453 F2d 857 United States v. Harris

453 F.2d 857

UNITED STATES of America, Appellee,
v.
Ulysses HARRIS, Appellant.

No. 71-1104.

United States Court of Appeals,
Eighth Circuit.

Dec. 29, 1971.

Daniel P. Reardon, St. Louis, Mo., for appellant.

Daniel Bartlett, Jr., U. S. Atty., Harry L. Strachan, Sp. Atty., Dept. of Justice, St. Louis, Mo., and Roger A. Pauley and Peter A. Chapin, Attys., Dept. of Justice, Washington, D. C., for appellee.

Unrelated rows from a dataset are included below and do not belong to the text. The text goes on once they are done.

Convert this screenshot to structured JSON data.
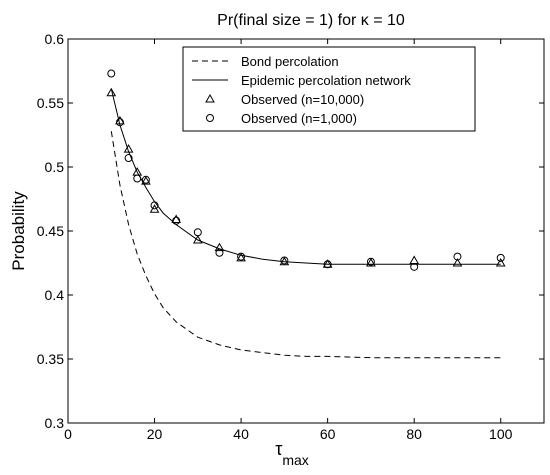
{
  "chart_data": {
    "type": "line",
    "title": "Pr(final size = 1) for κ = 10",
    "xlabel": "τ",
    "xlabel_subscript": "max",
    "ylabel": "Probability",
    "xlim": [
      0,
      110
    ],
    "ylim": [
      0.3,
      0.6
    ],
    "xticks": [
      0,
      20,
      40,
      60,
      80,
      100
    ],
    "yticks": [
      0.3,
      0.35,
      0.4,
      0.45,
      0.5,
      0.55,
      0.6
    ],
    "ytick_labels": [
      "0.3",
      "0.35",
      "0.4",
      "0.45",
      "0.5",
      "0.55",
      "0.6"
    ],
    "grid": false,
    "legend_position": "top-right",
    "series": [
      {
        "name": "Bond percolation",
        "style": "dashed-line",
        "color": "#000000",
        "x": [
          10,
          12,
          14,
          16,
          18,
          20,
          22,
          25,
          30,
          35,
          40,
          45,
          50,
          55,
          60,
          70,
          80,
          90,
          100
        ],
        "y": [
          0.528,
          0.486,
          0.455,
          0.432,
          0.415,
          0.401,
          0.39,
          0.379,
          0.367,
          0.361,
          0.357,
          0.355,
          0.353,
          0.352,
          0.352,
          0.351,
          0.351,
          0.351,
          0.351
        ]
      },
      {
        "name": "Epidemic percolation network",
        "style": "solid-line",
        "color": "#000000",
        "x": [
          10,
          12,
          14,
          16,
          18,
          20,
          22,
          25,
          30,
          35,
          40,
          45,
          50,
          55,
          60,
          70,
          80,
          90,
          100
        ],
        "y": [
          0.561,
          0.533,
          0.512,
          0.496,
          0.484,
          0.473,
          0.464,
          0.455,
          0.443,
          0.436,
          0.431,
          0.428,
          0.426,
          0.425,
          0.424,
          0.424,
          0.424,
          0.424,
          0.424
        ]
      },
      {
        "name": "Observed (n=10,000)",
        "style": "triangle-marker",
        "color": "#000000",
        "x": [
          10,
          12,
          14,
          16,
          18,
          20,
          25,
          30,
          35,
          40,
          50,
          60,
          70,
          80,
          90,
          100
        ],
        "y": [
          0.558,
          0.536,
          0.514,
          0.496,
          0.489,
          0.467,
          0.459,
          0.443,
          0.437,
          0.429,
          0.426,
          0.424,
          0.425,
          0.427,
          0.425,
          0.425
        ]
      },
      {
        "name": "Observed (n=1,000)",
        "style": "circle-marker",
        "color": "#000000",
        "x": [
          10,
          12,
          14,
          16,
          18,
          20,
          25,
          30,
          35,
          40,
          50,
          60,
          70,
          80,
          90,
          100
        ],
        "y": [
          0.573,
          0.535,
          0.507,
          0.491,
          0.49,
          0.47,
          0.458,
          0.449,
          0.433,
          0.43,
          0.427,
          0.424,
          0.426,
          0.422,
          0.43,
          0.429
        ]
      }
    ]
  }
}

Before GIBSON, BRIGHT and ROSS, Circuit Judges.

PER CURIAM.

1

This is an appeal from the conviction of Ulysses Harris under a single count indictment charging him with willfully and knowingly possessing "a firearm, a J. C. Higgins 16 gauge shotgun, after having been convicted of a felony by a court of the United States." We reverse the judgment of conviction.

2

Agents of the U. S. Treasury Department went to the home of Harris on September 1, 1970, to question Harris concerning the purchase of .32 caliber pistol ammunition. The agents were aware that Harris had purchased the ammunition and that prior thereto, he had been convicted in federal court on a felony charge of the sale and delivery of a depressant or stimulant drug. Prior to questioning Harris, Agent Anderson advised Harris of his right to remain silent, that anything he said could be used against him in court, that he had a right to counsel, including the right to have counsel appointed if he could not afford one, and of his right to stop the questioning at any time. Anderson asked if he wished to answer questions, and Harris responded that "Maybe I better consult my attorney before I sign this." Anderson agreed to this procedure, but then Harris stated: "Well, wait a minute. Am I charged with a crime?" Anderson said he was not, that he wasn't under arrest and that Anderson did not intend to arrest him unless "something unforeseen comes up. I do wish to ask you some questions about what you may or may not have done." Harris then signed the waiver and talked to Anderson.

3

It then developed that Harris had purchased the .32 caliber ammunition on February 22, 1970, for a Luger pistol, but since the .32 caliber ammunition would not work in the Luger pistol, Harris had disposed of it. Anderson asked Harris if he owned any other guns and Harris admitted owning a 16 gauge shotgun which he showed to Anderson. Anderson then advised Harris that possession of a shotgun by a convicted felon was in violation of the Omnibus Crime Control Act of 1968 and confiscated the weapon. Harris was then indicted as heretofore set forth.

4

On appeal, Harris raises two issues. The first is that he was convicted solely on self-incriminating evidence elicited in violation of his rights under the fifth amendment. This issue is clearly without merit. Harris was properly warned, considered and then rejected the idea of consulting an attorney, signed the waiver form, admitted owning the shotgun and voluntarily produced it.

5

The second point raised by Harris on appeal is that the Government failed to allege and prove that his possession of the gun was in or affected commerce as required by 18 U.S.C. Appendix, Sec. 1202(a). This question has recently been determined by the Supreme Court in the case of United States v. Bass, 404 U.S. 336, 92 S.Ct. 515, 30 L.Ed.2d 488 (1971). In that case, the Supreme Court determined that under the statute it is necessary to show a nexus with interstate commerce with respect to all three of the offenses set forth in the statute.

6

In this case, the Government, relying on prior decisions of this Circuit and others, did not show any nexus with interstate commerce in connection with the possession of the shotgun by Harris.

7

For this reason, the judgment of conviction is reversed and the case remanded with instructions to enter a judgment of acquittal. Mandate shall issue forthwith.